Cameroon takes on Portugal in a tasty World Cup preparatory game on Tuesday. It will be Cameroon’s biggest challenge since they started preparations for the World Cup on 20 May and the first in which the whole squad including its captain, Samuel Eto’o, would be available.
Most importantly, it would be the best opportunity to verify if the Indomitable Lions’ coaching team has tackled issues such as : Samuel Eto’o’s position, who to play at right-back and the disconnect between the midfield and the attack.
What’s Eto’o’s position?
Paul Le Guen like his predecessors (Winfried Shaeffer, Arthur Jorge and Otto Pfister), is convinced that Samuel Eto’o is not a big, strong, leading central striker like Drogba, Torres, or Mboma. He believes Eto’o is better as part of a 3-man attack-line where he could be deployed on the left, right or centre as has been the case at Inter Milan (where Diego Milito is the centre-forward).
The other option is to play Eto’o as a second striker in the hole behind a big and strong forward. Eto’o excelled in that role alongside Patrick Mboma at the start of the century. (See video of how this worked perfectly in Mboma’s goal against Ireland at the 2002 World Cup).
Le Guen (like Otto Pfister before him) has used as the playmaker behind two strikers – against Egypt at the quarter-finals in Angola.
Most Cameroonians, though, see Eto’o as a finisher who must be at the tip of Cameroon’s offensive play. They think any other role is a waste of potential. He ends up acting like a defender instead of being a goal threat.
Where will he play at the World Cup? Should the staff choose to play him as the central striker (N°9) – who will be supporting him? If they maintain him as playmaker (N°10) – which two players will play in-front of him? Should he be asked to play the supporting role – who will be the Patrick Mboma (furthest striker forward)?
We may like or hate Samuel Eto’o’s personality; think he is not a good leader; wrongly or rightly believe he has underachieved in the Lions’ shirt compared to Patrick Mboma or Roger Milla; but he remains Cameroon’s most potent threat today. It is therefore important to know how he shall be deployed at the World Cup.
What is the missing link?
Cameroon has also found it hard to score in their recent encounters because the team – no link between the midfield and the attack. Observers like Roger Feutmba, a retired Cameroon international, believe that this is due the lack of flair players in the midfield.

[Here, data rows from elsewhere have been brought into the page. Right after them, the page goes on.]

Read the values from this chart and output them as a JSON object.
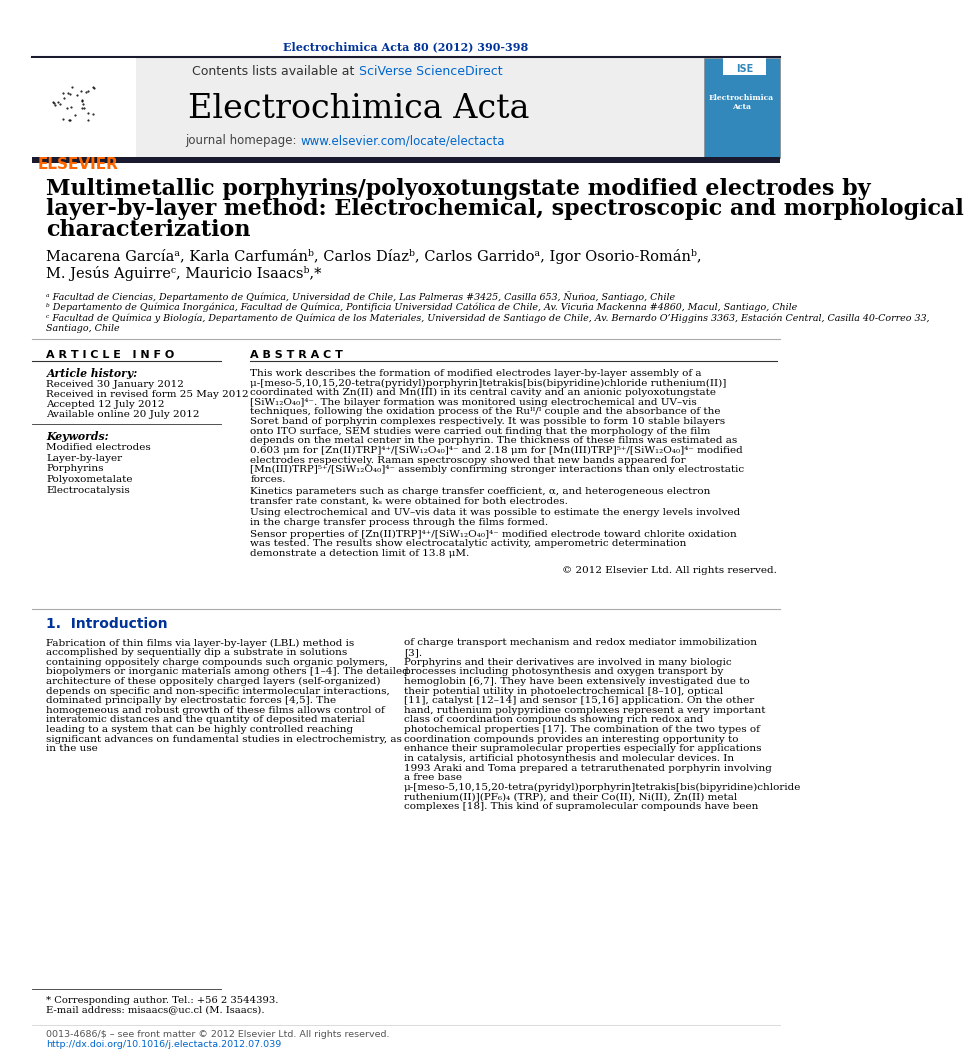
{
  "journal_ref": "Electrochimica Acta 80 (2012) 390-398",
  "journal_ref_color": "#003399",
  "contents_text": "Contents lists available at ",
  "sciverse_text": "SciVerse ScienceDirect",
  "sciverse_color": "#0066cc",
  "journal_name": "Electrochimica Acta",
  "journal_homepage_prefix": "journal homepage: ",
  "journal_url": "www.elsevier.com/locate/electacta",
  "journal_url_color": "#0066cc",
  "title_line1": "Multimetallic porphyrins/polyoxotungstate modified electrodes by",
  "title_line2": "layer-by-layer method: Electrochemical, spectroscopic and morphological",
  "title_line3": "characterization",
  "authors_line1": "Macarena Garcíaᵃ, Karla Carfumánᵇ, Carlos Díazᵇ, Carlos Garridoᵃ, Igor Osorio-Románᵇ,",
  "authors_line2": "M. Jesús Aguirreᶜ, Mauricio Isaacsᵇ,*",
  "affil_a": "ᵃ Facultad de Ciencias, Departamento de Química, Universidad de Chile, Las Palmeras #3425, Casilla 653, Ñuñoa, Santiago, Chile",
  "affil_b": "ᵇ Departamento de Química Inorgánica, Facultad de Química, Pontificia Universidad Católica de Chile, Av. Vicuña Mackenna #4860, Macul, Santiago, Chile",
  "affil_c1": "ᶜ Facultad de Química y Biología, Departamento de Química de los Materiales, Universidad de Santiago de Chile, Av. Bernardo O’Higgins 3363, Estación Central, Casilla 40-Correo 33,",
  "affil_c2": "Santiago, Chile",
  "article_info_header": "A R T I C L E   I N F O",
  "abstract_header": "A B S T R A C T",
  "article_history_label": "Article history:",
  "received": "Received 30 January 2012",
  "revised": "Received in revised form 25 May 2012",
  "accepted": "Accepted 12 July 2012",
  "online": "Available online 20 July 2012",
  "keywords_label": "Keywords:",
  "keywords": [
    "Modified electrodes",
    "Layer-by-layer",
    "Porphyrins",
    "Polyoxometalate",
    "Electrocatalysis"
  ],
  "abstract_text": "This work describes the formation of modified electrodes layer-by-layer assembly of a μ-[meso-5,10,15,20-tetra(pyridyl)porphyrin]tetrakis[bis(bipyridine)chloride ruthenium(II)] coordinated with Zn(II) and Mn(III) in its central cavity and an anionic polyoxotungstate [SiW₁₂O₄₀]⁴⁻. The bilayer formation was monitored using electrochemical and UV–vis techniques, following the oxidation process of the Ruᴵᴵ/ᴵ couple and the absorbance of the Soret band of porphyrin complexes respectively. It was possible to form 10 stable bilayers onto ITO surface, SEM studies were carried out finding that the morphology of the film depends on the metal center in the porphyrin. The thickness of these films was estimated as 0.603 μm for [Zn(II)TRP]⁴⁺/[SiW₁₂O₄₀]⁴⁻ and 2.18 μm for [Mn(III)TRP]⁵⁺/[SiW₁₂O₄₀]⁴⁻ modified electrodes respectively. Raman spectroscopy showed that new bands appeared for [Mn(III)TRP]⁵⁺/[SiW₁₂O₄₀]⁴⁻ assembly confirming stronger interactions than only electrostatic forces.",
  "abstract_para2": "   Kinetics parameters such as charge transfer coefficient, α, and heterogeneous electron transfer rate constant, kₛ were obtained for both electrodes.",
  "abstract_para3": "   Using electrochemical and UV–vis data it was possible to estimate the energy levels involved in the charge transfer process through the films formed.",
  "abstract_para4": "   Sensor properties of [Zn(II)TRP]⁴⁺/[SiW₁₂O₄₀]⁴⁻ modified electrode toward chlorite oxidation was tested. The results show electrocatalytic activity, amperometric determination demonstrate a detection limit of 13.8 μM.",
  "copyright": "© 2012 Elsevier Ltd. All rights reserved.",
  "section1_header": "1.  Introduction",
  "intro_col1": "   Fabrication of thin films via layer-by-layer (LBL) method is accomplished by sequentially dip a substrate in solutions containing oppositely charge compounds such organic polymers, biopolymers or inorganic materials among others [1–4]. The detailed architecture of these oppositely charged layers (self-organized) depends on specific and non-specific intermolecular interactions, dominated principally by electrostatic forces [4,5]. The homogeneous and robust growth of these films allows control of interatomic distances and the quantity of deposited material leading to a system that can be highly controlled reaching significant advances on fundamental studies in electrochemistry, as in the use",
  "intro_col2": "of charge transport mechanism and redox mediator immobilization [3].\n   Porphyrins and their derivatives are involved in many biologic processes including photosynthesis and oxygen transport by hemoglobin [6,7]. They have been extensively investigated due to their potential utility in photoelectrochemical [8–10], optical [11], catalyst [12–14] and sensor [15,16] application. On the other hand, ruthenium polypyridine complexes represent a very important class of coordination compounds showing rich redox and photochemical properties [17]. The combination of the two types of coordination compounds provides an interesting opportunity to enhance their supramolecular properties especially for applications in catalysis, artificial photosynthesis and molecular devices. In 1993 Araki and Toma prepared a tetraruthenated porphyrin involving a free base μ-[meso-5,10,15,20-tetra(pyridyl)porphyrin]tetrakis[bis(bipyridine)chloride ruthenium(II)](PF₆)₄ (TRP), and their Co(II), Ni(II), Zn(II) metal complexes [18]. This kind of supramolecular compounds have been",
  "footnote1": "* Corresponding author. Tel.: +56 2 3544393.",
  "footnote2": "E-mail address: misaacs@uc.cl (M. Isaacs).",
  "footer1": "0013-4686/$ – see front matter © 2012 Elsevier Ltd. All rights reserved.",
  "footer2": "http://dx.doi.org/10.1016/j.electacta.2012.07.039",
  "bg_color": "#ffffff",
  "elsevier_orange": "#ff6600",
  "blue_color": "#003399",
  "link_color": "#0066cc"
}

“How do you expect attackers to have the ball in a position to score when there is no one to make the pass?” Feutmba asked on a programme broadcast by the private TV channel, STV.
Cameroon started against Slovakia with a midfield triangle of: Alex Song in the holding role ahead of the defence, Enoh Eyong Tarkang and Jean Makoun playing slightly ahead of him. The coordination was an improvement to what was seen in the game against Georgia but the killer pass to the forwards was still lacking.
“They are all defensive midfielders – how do you expect them to be creative!?” Feutmba said. The former offensive midfielder, however, agreed that Cameroon did not possess such creative players at the moment. He thus advised that the coach re-adapt the system to the kind of players he has at his disposal – playing in a 4-3-1-2 with Emana as the playmaker behind Eto’o and another striker.
Meanwhile, Cameroon is also lacking in quality wingers and offensive play on the flanks. Le Guen’s 4-3-3 formation has managed to conceal this shortcoming because attackers like Eto’o and Emana or full-backs such as Assou-Ekotto shoulder the responsibility of wing play. This worked during one-off qualifying matches but it didn’t function at the AFCON.
Who is running on the right flank?
The weakest link in the Indomitable Lions has, however, been the right-back position. The country has been unable to produce a top drawer full-back since Stephen Tataw retired. In 1998, Claude Le Roy and his assistant Pierre Mankowsky resolved the problem by tweaking Cameroon’s formation from 4-3-3 (under Jean Manga Ougene) to 3-5-2 before the Mondial in France.
This accommodated the country’s production line of defensive midfielders – Olembe, Wome, Geremi, Lauren, Ndo – who became powerful wing-backs in a system the Lions used until 2003. Winfried Shaffer opted to play midfielders the like Geremi Njitap and Timothee Atouba as full-backs in his back four.
Presently, the right-back postion remains a real head-ache. Geremi’s lack of pace and explosion has forced the coach to drop him to the reserves bench. He has tried Georges Mandjeck, Aurelien Chedjou, Abouna Ndzana, Makadji Boukar, Marcel Djeng but none has successfully imposed himself.
After the friendly against Italy in March, Paul Le Guen suggested that he would field Stephane Mbia at right-back. The Marseilles player finished the season as the revelation of the year at centre-back. Will Cameroon’s coach stick to plan and use him as right-back?
Cameroon versus Portugal will be an insight to Le Guen’s strategy on all of these issues. The fact that the Portuguese (who are ranked 3rd in the World by FIFA) have worries of their own offers an interesting twist to the game.